In 1938 he was convicted of culpable homicide – the Scottish equivalent of Manslaughter – and jailed for three years. He had stabbed to death a soldier who tried to intervene in a street brawl. On his release he resumed his career as a burglar, teaming-up with his brother-in-law, Daniel Bonnar.

He was always ready for trouble, and was never known to avoid it even if he could. As a Glasgow detective was later to say, “Carraher was like a human time-bomb, set to explode in all directions, but no one could gauge just when. That depended on Carraher. But when the moment came, he was lethal.”

Such a moment arrived on the evening of November 23rd, 1945, when Carraher heard that Bonnar was involved in a fight outside a pub in Glasgow’s Rottenrow.

Hurrying to join the fray, Carraher bumped into John Gordon, an ex-soldier who had spent the war as a POW after being captured at Dunkirk.
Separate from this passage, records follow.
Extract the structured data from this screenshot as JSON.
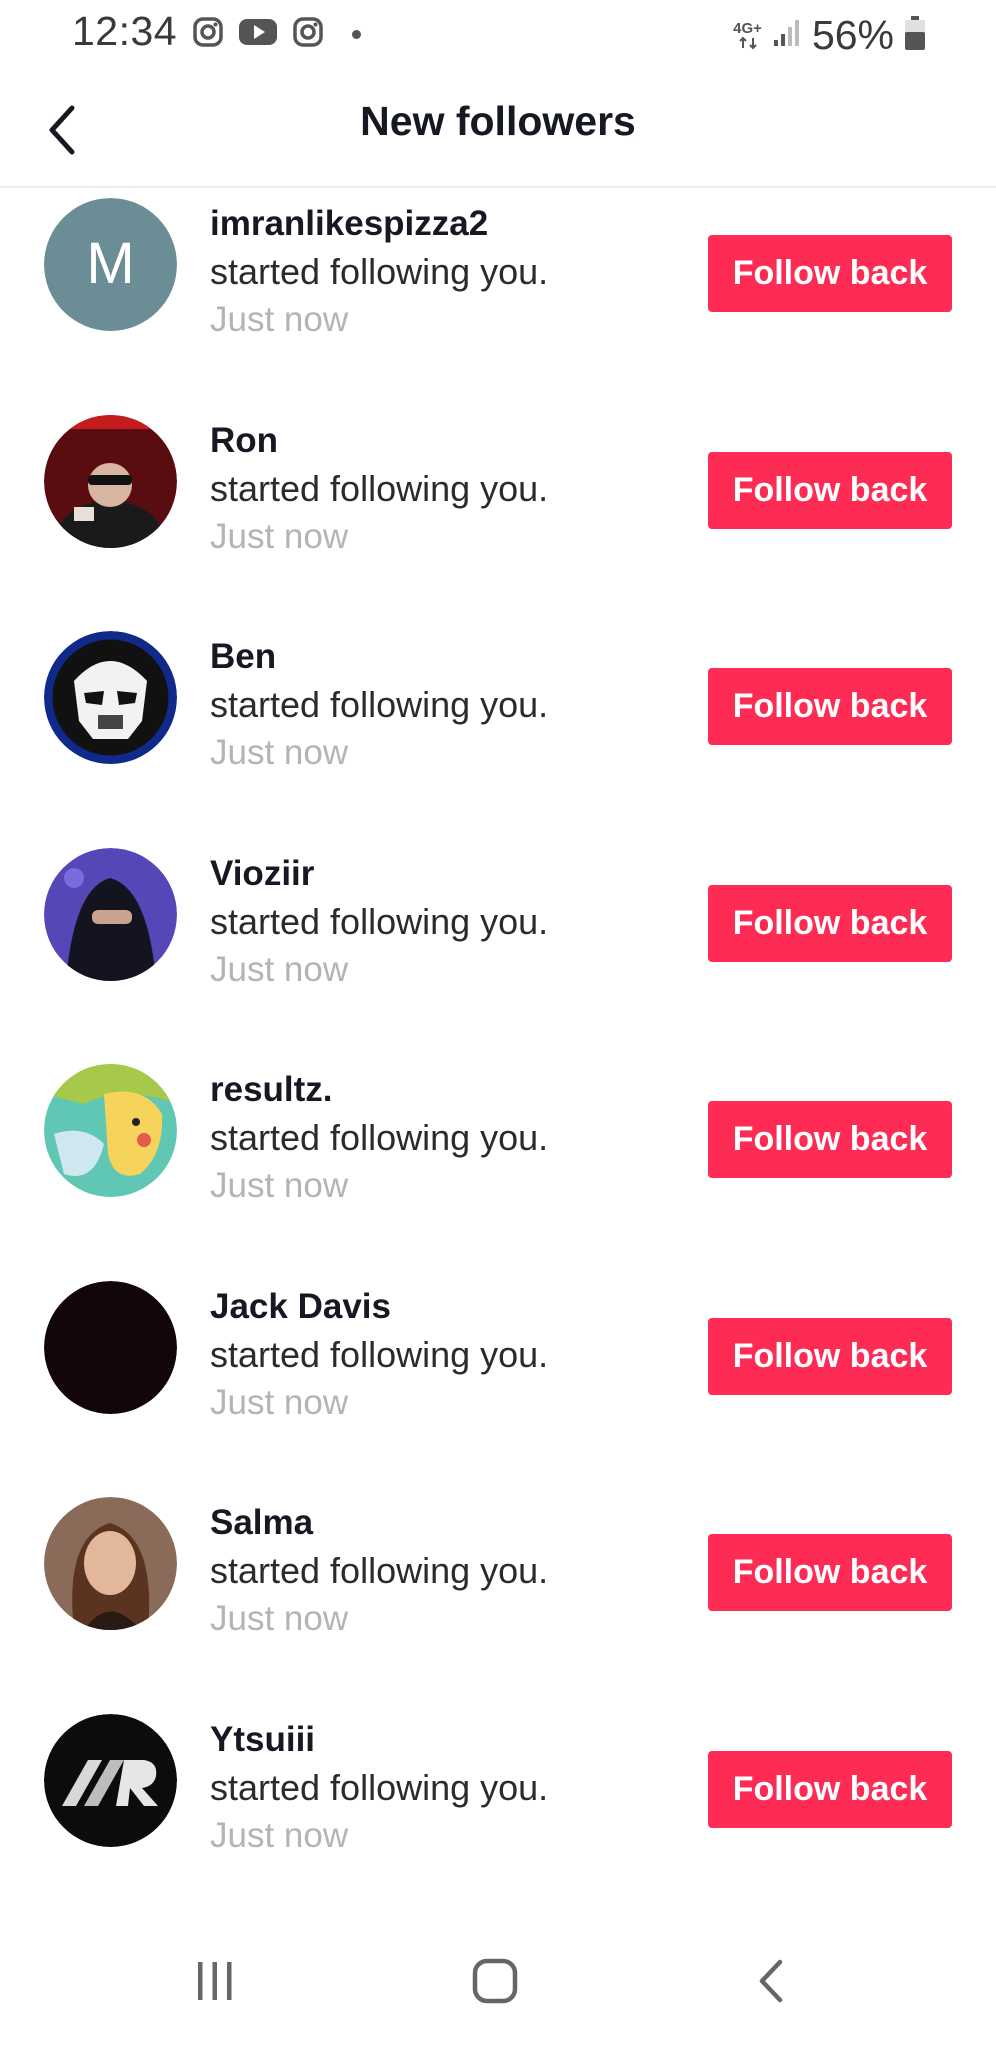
{
  "status_bar": {
    "time": "12:34",
    "network_type": "4G+",
    "battery_percent": "56%",
    "notification_icons": [
      "instagram-icon",
      "youtube-icon",
      "instagram-icon"
    ]
  },
  "header": {
    "title": "New followers",
    "back_icon": "chevron-left-icon"
  },
  "followers": [
    {
      "username": "imranlikespizza2",
      "action": "started following you.",
      "time": "Just now",
      "button": "Follow back",
      "avatar_initial": "M",
      "avatar_color": "#6b8e96"
    },
    {
      "username": "Ron",
      "action": "started following you.",
      "time": "Just now",
      "button": "Follow back",
      "avatar_color": "#5a0d10"
    },
    {
      "username": "Ben",
      "action": "started following you.",
      "time": "Just now",
      "button": "Follow back",
      "avatar_color": "#0f2a8a"
    },
    {
      "username": "Vioziir",
      "action": "started following you.",
      "time": "Just now",
      "button": "Follow back",
      "avatar_color": "#5547b8"
    },
    {
      "username": "resultz.",
      "action": "started following you.",
      "time": "Just now",
      "button": "Follow back",
      "avatar_color": "#5fc7b4"
    },
    {
      "username": "Jack Davis",
      "action": "started following you.",
      "time": "Just now",
      "button": "Follow back",
      "avatar_color": "#12060a"
    },
    {
      "username": "Salma",
      "action": "started following you.",
      "time": "Just now",
      "button": "Follow back",
      "avatar_color": "#8a6a58"
    },
    {
      "username": "Ytsuiii",
      "action": "started following you.",
      "time": "Just now",
      "button": "Follow back",
      "avatar_color": "#0c0c0c"
    }
  ],
  "colors": {
    "accent": "#fe2c55",
    "muted_text": "#b4b4b8"
  },
  "system_nav": [
    "recent-apps-icon",
    "home-icon",
    "back-icon"
  ]
}
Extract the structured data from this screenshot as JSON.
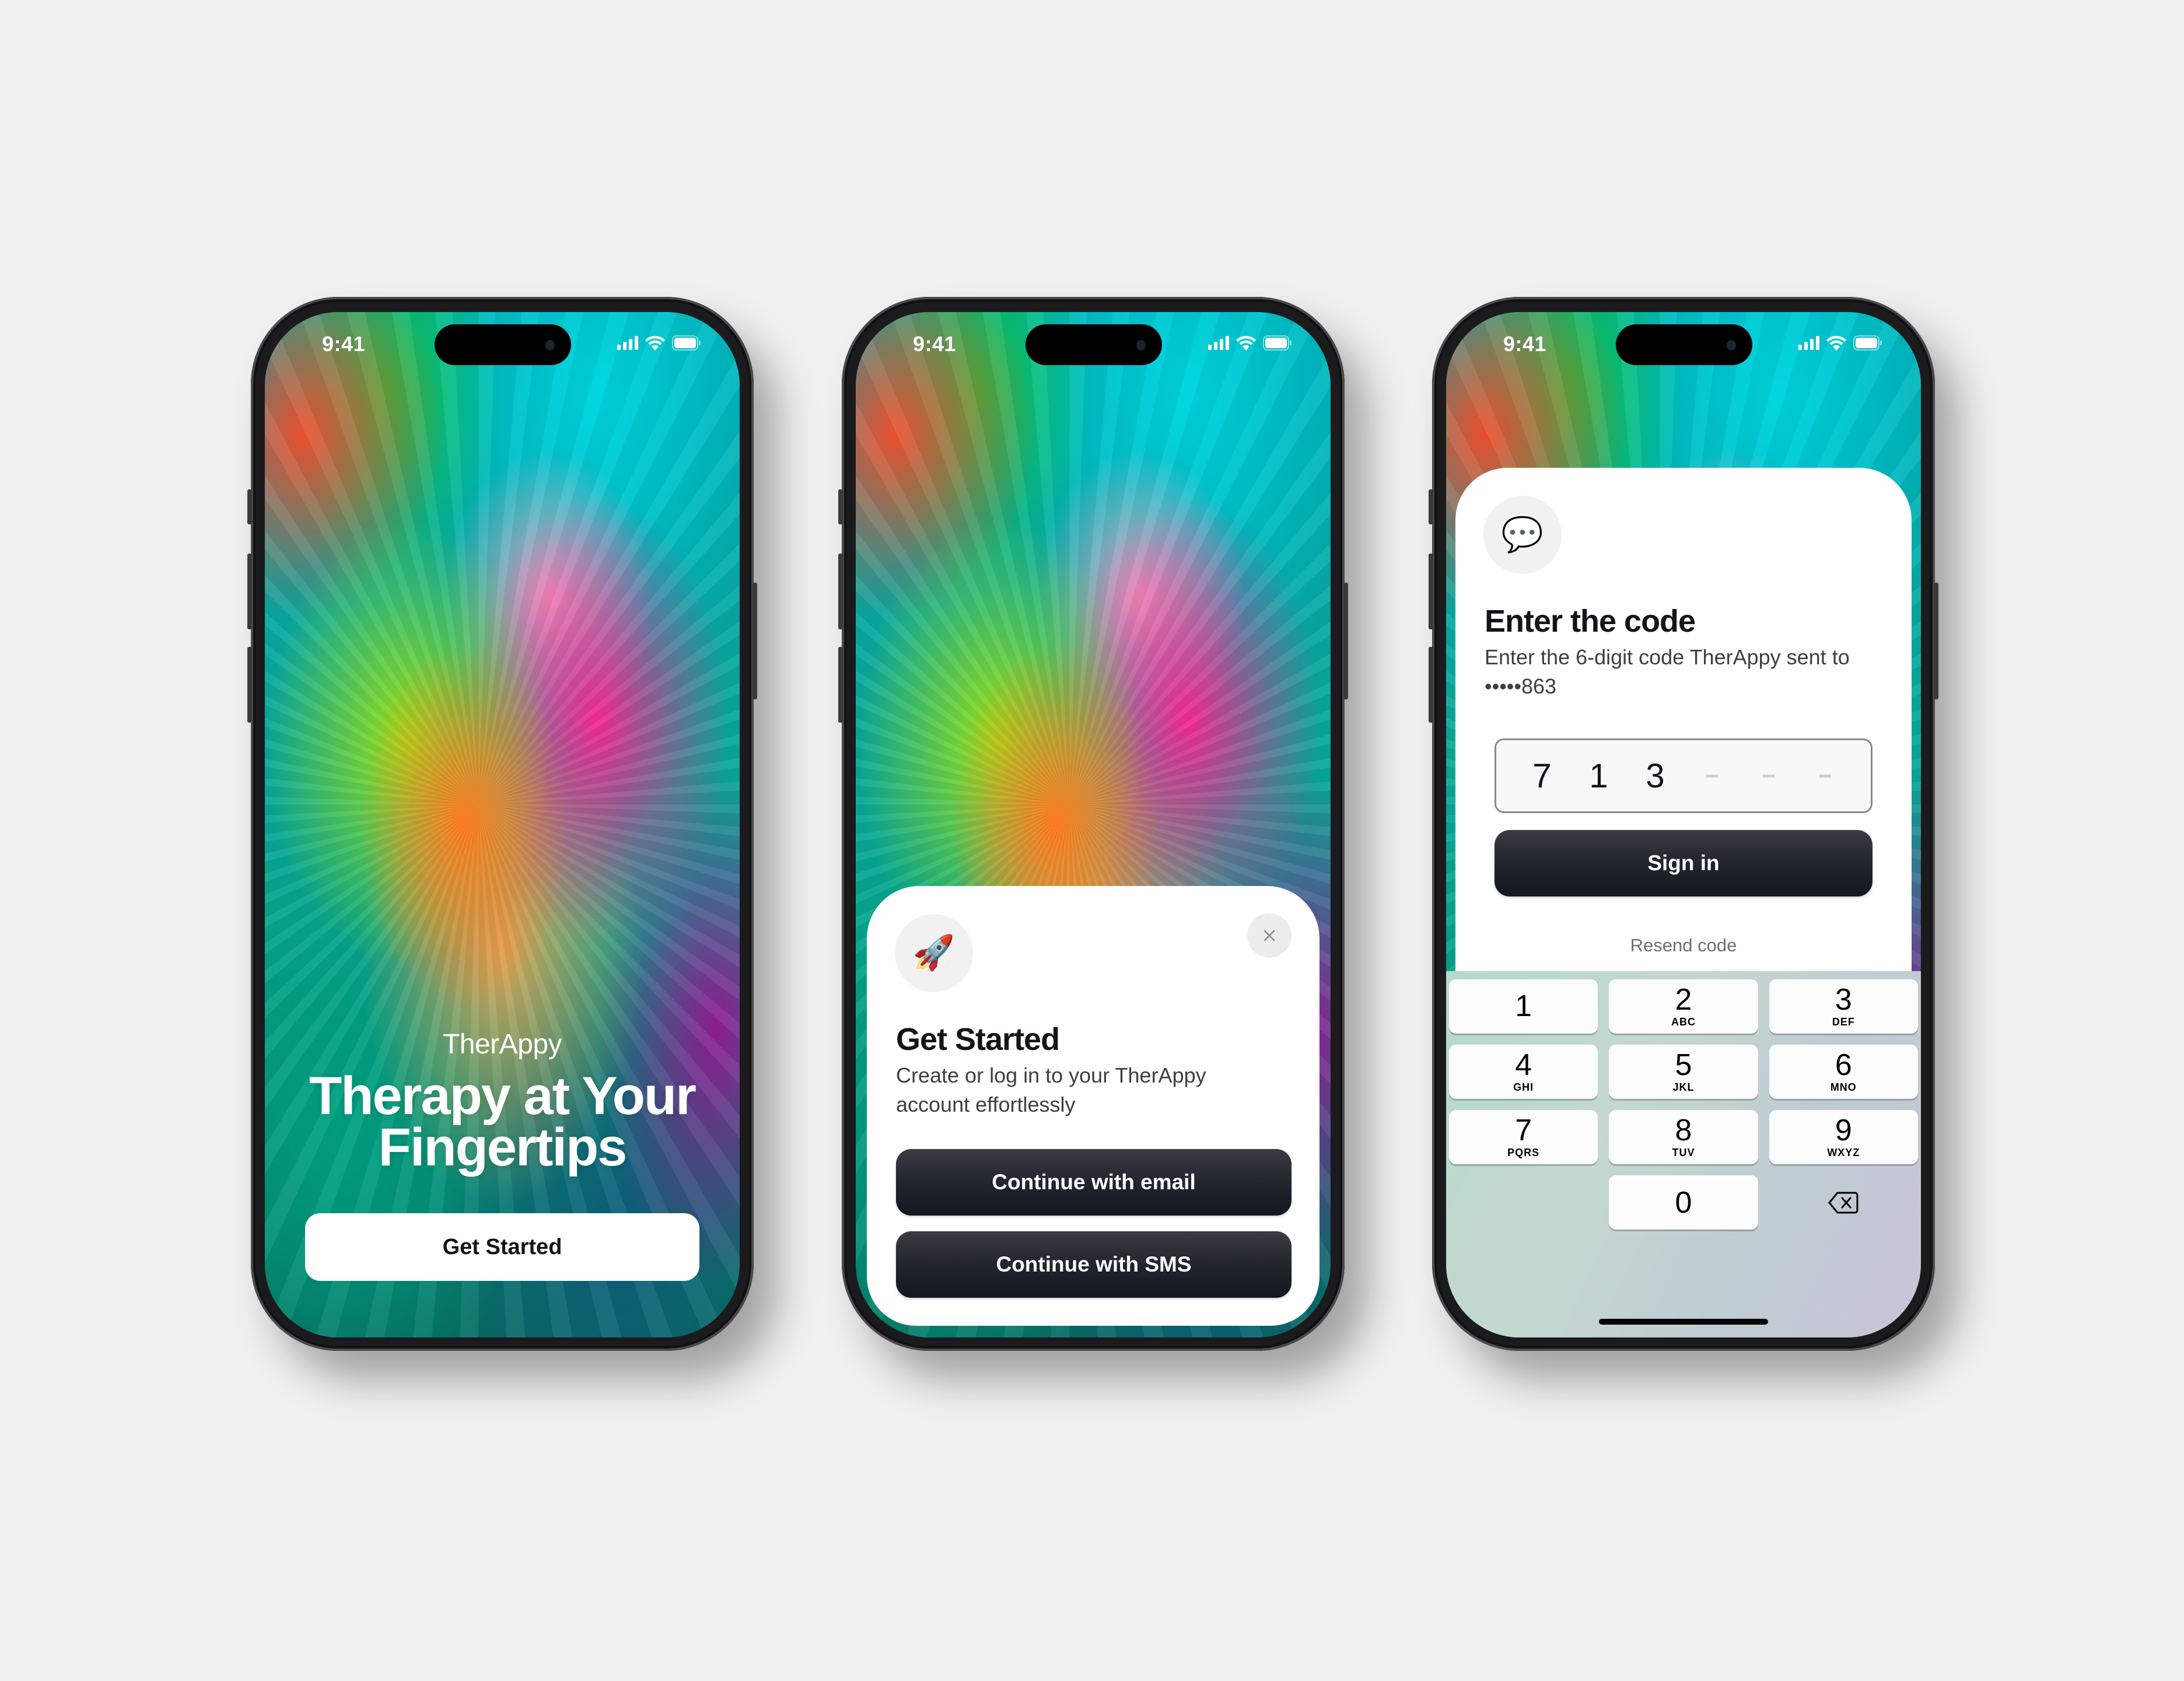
{
  "app_name": "TherApp y",
  "status_bar": {
    "time": "9:41",
    "icons": [
      "cellular-signal-icon",
      "wifi-icon",
      "battery-icon"
    ]
  },
  "screens": {
    "welcome": {
      "brand": "TherAppy",
      "headline": "Therapy at Your Fingertips",
      "cta_label": "Get Started"
    },
    "get_started_sheet": {
      "icon": "🚀",
      "icon_name": "rocket-icon",
      "close_icon": "close-icon",
      "title": "Get Started",
      "subtitle": "Create or log in to your TherAppy account effortlessly",
      "buttons": [
        {
          "label": "Continue with email"
        },
        {
          "label": "Continue with SMS"
        }
      ]
    },
    "verify_code": {
      "icon": "💬",
      "icon_name": "speech-bubble-icon",
      "title": "Enter the code",
      "subtitle": "Enter the 6-digit code TherAppy sent to •••••863",
      "code_digits": [
        "7",
        "1",
        "3",
        "",
        "",
        ""
      ],
      "sign_in_label": "Sign in",
      "resend_label": "Resend code",
      "keypad": [
        {
          "num": "1",
          "letters": ""
        },
        {
          "num": "2",
          "letters": "ABC"
        },
        {
          "num": "3",
          "letters": "DEF"
        },
        {
          "num": "4",
          "letters": "GHI"
        },
        {
          "num": "5",
          "letters": "JKL"
        },
        {
          "num": "6",
          "letters": "MNO"
        },
        {
          "num": "7",
          "letters": "PQRS"
        },
        {
          "num": "8",
          "letters": "TUV"
        },
        {
          "num": "9",
          "letters": "WXYZ"
        },
        {
          "num": "0",
          "letters": ""
        }
      ],
      "delete_icon": "backspace-icon"
    }
  },
  "colors": {
    "background": "#f0f0f0",
    "dark_button": "#1f232a",
    "title_text": "#111418",
    "keypad_bg": "#c5d8cf"
  }
}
But Carraher wasn’t one to waste time asking questions. Assuming that Gordon was one of Bonnar’s attackers, he stabbed him with a razor-sharp chisel, inflicting a four-inch-deep wound behind the left ear.

Gordon was rushed to hospital, where he died within a minute of admission. Carraher was quickly tracked down by the police, and at his trial the court heard that he had frequently boasted about his previous killing. Convicted of Gordon’s murder, he was hanged at Barlinnie Prison on APRIL 6th, 1946.